Leading that effort is Sally Carlson Bancroft, Best Buy's transportation coordinator. "We're going to continue to have a lot of people traveling large distances to work. We have to give them options and encourage them to choose those options," she said.

She says a company poll showed at least 25 percent of employees would consider alternatives to driving alone in their car. Those include car pools, buses and van pools. Those who are choosing other options, like the van pool passengers, say they don't mind giving up some freedom for a cheaper, less stressful commute.

The van pool costs each passenger $70 a month. Best Buy pays $50 of that, and recently the Golden Triangle Transportation Management Association has kicked in the other $20.

But passenger Cindy Anderson says vanpools aren't catching on because people have to go out of their way to use them. "There's no convenient spots on our commute, like say there's some of those of those express pickups; that'd be nice, we don't have any of those to offer. That's really what it's all about, the convenience. I think if they'd make it more convenient, people could justify doing it," she says.

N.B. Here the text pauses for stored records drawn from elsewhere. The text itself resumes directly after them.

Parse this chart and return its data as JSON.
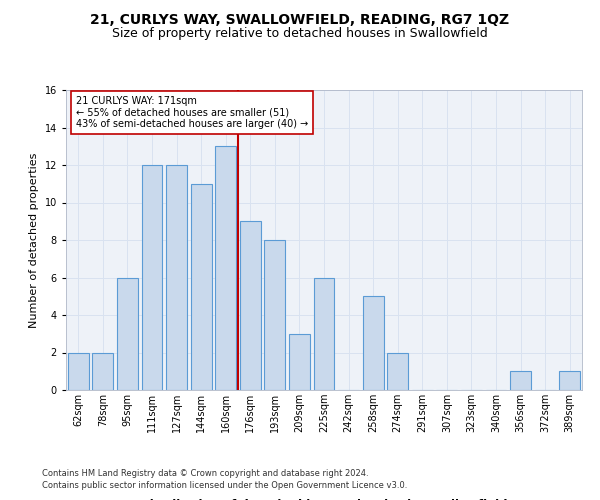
{
  "title1": "21, CURLYS WAY, SWALLOWFIELD, READING, RG7 1QZ",
  "title2": "Size of property relative to detached houses in Swallowfield",
  "xlabel": "Distribution of detached houses by size in Swallowfield",
  "ylabel": "Number of detached properties",
  "bins": [
    "62sqm",
    "78sqm",
    "95sqm",
    "111sqm",
    "127sqm",
    "144sqm",
    "160sqm",
    "176sqm",
    "193sqm",
    "209sqm",
    "225sqm",
    "242sqm",
    "258sqm",
    "274sqm",
    "291sqm",
    "307sqm",
    "323sqm",
    "340sqm",
    "356sqm",
    "372sqm",
    "389sqm"
  ],
  "values": [
    2,
    2,
    6,
    12,
    12,
    11,
    13,
    9,
    8,
    3,
    6,
    0,
    5,
    2,
    0,
    0,
    0,
    0,
    1,
    0,
    1
  ],
  "bar_color": "#c9d9ec",
  "bar_edge_color": "#5b9bd5",
  "vline_color": "#c00000",
  "annotation_text": "21 CURLYS WAY: 171sqm\n← 55% of detached houses are smaller (51)\n43% of semi-detached houses are larger (40) →",
  "annotation_box_color": "#ffffff",
  "annotation_box_edge_color": "#c00000",
  "ylim": [
    0,
    16
  ],
  "yticks": [
    0,
    2,
    4,
    6,
    8,
    10,
    12,
    14,
    16
  ],
  "grid_color": "#d9e2f0",
  "background_color": "#eef2f8",
  "footer1": "Contains HM Land Registry data © Crown copyright and database right 2024.",
  "footer2": "Contains public sector information licensed under the Open Government Licence v3.0.",
  "title1_fontsize": 10,
  "title2_fontsize": 9,
  "annotation_fontsize": 7,
  "ylabel_fontsize": 8,
  "xlabel_fontsize": 8.5,
  "tick_fontsize": 7,
  "footer_fontsize": 6
}
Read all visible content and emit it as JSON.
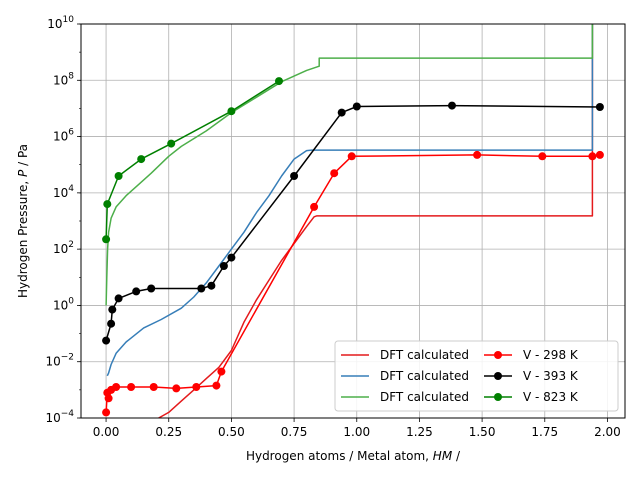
{
  "chart_data": {
    "type": "line",
    "title": "",
    "xlabel": "Hydrogen atoms / Metal atom, HM /",
    "xlabel_plain": "Hydrogen atoms / Metal atom, ",
    "xlabel_italic": "HM",
    "xlabel_tail": " /",
    "ylabel_plain": "Hydrogen Pressure, ",
    "ylabel_italic": "P",
    "ylabel_tail": " / Pa",
    "xlim": [
      -0.1,
      2.07
    ],
    "ylim_log10": [
      -4,
      10
    ],
    "yscale": "log",
    "grid": true,
    "legend_placement": "lower-right",
    "x_ticks": [
      {
        "value": 0.0,
        "label": "0.00"
      },
      {
        "value": 0.25,
        "label": "0.25"
      },
      {
        "value": 0.5,
        "label": "0.50"
      },
      {
        "value": 0.75,
        "label": "0.75"
      },
      {
        "value": 1.0,
        "label": "1.00"
      },
      {
        "value": 1.25,
        "label": "1.25"
      },
      {
        "value": 1.5,
        "label": "1.50"
      },
      {
        "value": 1.75,
        "label": "1.75"
      },
      {
        "value": 2.0,
        "label": "2.00"
      }
    ],
    "y_ticks": [
      {
        "exp": -4,
        "base": "10",
        "sup": "−4"
      },
      {
        "exp": -2,
        "base": "10",
        "sup": "−2"
      },
      {
        "exp": 0,
        "base": "10",
        "sup": "0"
      },
      {
        "exp": 2,
        "base": "10",
        "sup": "2"
      },
      {
        "exp": 4,
        "base": "10",
        "sup": "4"
      },
      {
        "exp": 6,
        "base": "10",
        "sup": "6"
      },
      {
        "exp": 8,
        "base": "10",
        "sup": "8"
      },
      {
        "exp": 10,
        "base": "10",
        "sup": "10"
      }
    ],
    "series": [
      {
        "name": "DFT calculated",
        "color": "#e41a1c",
        "style": "line",
        "points": [
          [
            0.21,
            -4.0
          ],
          [
            0.25,
            -3.8
          ],
          [
            0.3,
            -3.4
          ],
          [
            0.35,
            -3.0
          ],
          [
            0.4,
            -2.6
          ],
          [
            0.45,
            -2.2
          ],
          [
            0.5,
            -1.6
          ],
          [
            0.55,
            -0.6
          ],
          [
            0.6,
            0.2
          ],
          [
            0.65,
            0.9
          ],
          [
            0.7,
            1.6
          ],
          [
            0.75,
            2.2
          ],
          [
            0.8,
            2.8
          ],
          [
            0.83,
            3.15
          ],
          [
            0.84,
            3.18
          ],
          [
            1.94,
            3.18
          ],
          [
            1.94,
            10.0
          ]
        ]
      },
      {
        "name": "DFT calculated",
        "color": "#377eb8",
        "style": "line",
        "points": [
          [
            0.005,
            -2.5
          ],
          [
            0.01,
            -2.4
          ],
          [
            0.02,
            -2.1
          ],
          [
            0.04,
            -1.7
          ],
          [
            0.08,
            -1.3
          ],
          [
            0.15,
            -0.8
          ],
          [
            0.22,
            -0.5
          ],
          [
            0.3,
            -0.1
          ],
          [
            0.35,
            0.3
          ],
          [
            0.4,
            0.8
          ],
          [
            0.45,
            1.4
          ],
          [
            0.5,
            2.0
          ],
          [
            0.55,
            2.6
          ],
          [
            0.6,
            3.3
          ],
          [
            0.65,
            3.9
          ],
          [
            0.7,
            4.6
          ],
          [
            0.75,
            5.2
          ],
          [
            0.8,
            5.5
          ],
          [
            0.82,
            5.52
          ],
          [
            1.94,
            5.52
          ],
          [
            1.94,
            10.0
          ]
        ]
      },
      {
        "name": "DFT calculated",
        "color": "#4daf4a",
        "style": "line",
        "points": [
          [
            0.0,
            0.0
          ],
          [
            0.003,
            1.0
          ],
          [
            0.006,
            2.0
          ],
          [
            0.01,
            2.6
          ],
          [
            0.02,
            3.1
          ],
          [
            0.04,
            3.5
          ],
          [
            0.08,
            3.9
          ],
          [
            0.13,
            4.3
          ],
          [
            0.18,
            4.7
          ],
          [
            0.25,
            5.3
          ],
          [
            0.3,
            5.65
          ],
          [
            0.4,
            6.2
          ],
          [
            0.5,
            6.85
          ],
          [
            0.6,
            7.4
          ],
          [
            0.7,
            7.95
          ],
          [
            0.8,
            8.35
          ],
          [
            0.85,
            8.5
          ],
          [
            0.85,
            8.79
          ],
          [
            1.94,
            8.79
          ],
          [
            1.94,
            10.0
          ]
        ]
      },
      {
        "name": "V - 298 K",
        "color": "#ff0000",
        "style": "line-marker",
        "points": [
          [
            0.0,
            -3.8
          ],
          [
            0.005,
            -3.1
          ],
          [
            0.01,
            -3.3
          ],
          [
            0.02,
            -3.0
          ],
          [
            0.04,
            -2.9
          ],
          [
            0.1,
            -2.9
          ],
          [
            0.19,
            -2.9
          ],
          [
            0.28,
            -2.95
          ],
          [
            0.36,
            -2.9
          ],
          [
            0.44,
            -2.85
          ],
          [
            0.46,
            -2.35
          ],
          [
            0.83,
            3.5
          ],
          [
            0.91,
            4.7
          ],
          [
            0.98,
            5.3
          ],
          [
            1.48,
            5.35
          ],
          [
            1.74,
            5.3
          ],
          [
            1.94,
            5.3
          ],
          [
            1.97,
            5.35
          ]
        ]
      },
      {
        "name": "V - 393 K",
        "color": "#000000",
        "style": "line-marker",
        "points": [
          [
            0.0,
            -1.25
          ],
          [
            0.02,
            -0.65
          ],
          [
            0.025,
            -0.15
          ],
          [
            0.05,
            0.25
          ],
          [
            0.12,
            0.5
          ],
          [
            0.18,
            0.6
          ],
          [
            0.38,
            0.6
          ],
          [
            0.42,
            0.7
          ],
          [
            0.47,
            1.4
          ],
          [
            0.5,
            1.7
          ],
          [
            0.75,
            4.6
          ],
          [
            0.94,
            6.85
          ],
          [
            1.0,
            7.07
          ],
          [
            1.38,
            7.1
          ],
          [
            1.97,
            7.05
          ]
        ]
      },
      {
        "name": "V - 823 K",
        "color": "#008000",
        "style": "line-marker",
        "points": [
          [
            0.0,
            2.35
          ],
          [
            0.005,
            3.6
          ],
          [
            0.05,
            4.6
          ],
          [
            0.14,
            5.2
          ],
          [
            0.26,
            5.75
          ],
          [
            0.5,
            6.9
          ],
          [
            0.69,
            7.97
          ]
        ]
      }
    ],
    "legend": {
      "columns": [
        [
          {
            "label": "DFT calculated",
            "color": "#e41a1c",
            "marker": false
          },
          {
            "label": "DFT calculated",
            "color": "#377eb8",
            "marker": false
          },
          {
            "label": "DFT calculated",
            "color": "#4daf4a",
            "marker": false
          }
        ],
        [
          {
            "label": "V - 298 K",
            "color": "#ff0000",
            "marker": true
          },
          {
            "label": "V - 393 K",
            "color": "#000000",
            "marker": true
          },
          {
            "label": "V - 823 K",
            "color": "#008000",
            "marker": true
          }
        ]
      ]
    }
  }
}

Convenient van pools are just one of many solutions politicians and business leaders say they need to avoid gridlock along the 494 corridor.

The most obvious solution is to add more lanes, but that's very expensive. So, Phil Rivness, a Met Council representative for the 5th district, which contains part of the 494 corridor, says building roads is only one of several solutions.

"It's been forecasted recently that in the next 30 years, we're going to add 930,000 people to our metropolitan area. A fair amount of it will be in the southwest quadrant, and a lot of jobs will continue to be sited there. So we need to do all of these things. We need to enhance transit, we need to look as creatively as we can on options to using single occupancy cars. If we don't do all three? We're going to have gridlock," Rivness says.

To pay for all of this, Rivness says the state should consider raising the gas tax or dedicating a sales tax to transportation projects.

Estimates are that it'll cost between $400 and $500 million to upgrade 494 so it can handle the rising traffic. That includes adding a lane in each direction, and rebuilding old stretches of pavement.

Currently, the state has dedicated no money to do any of those things.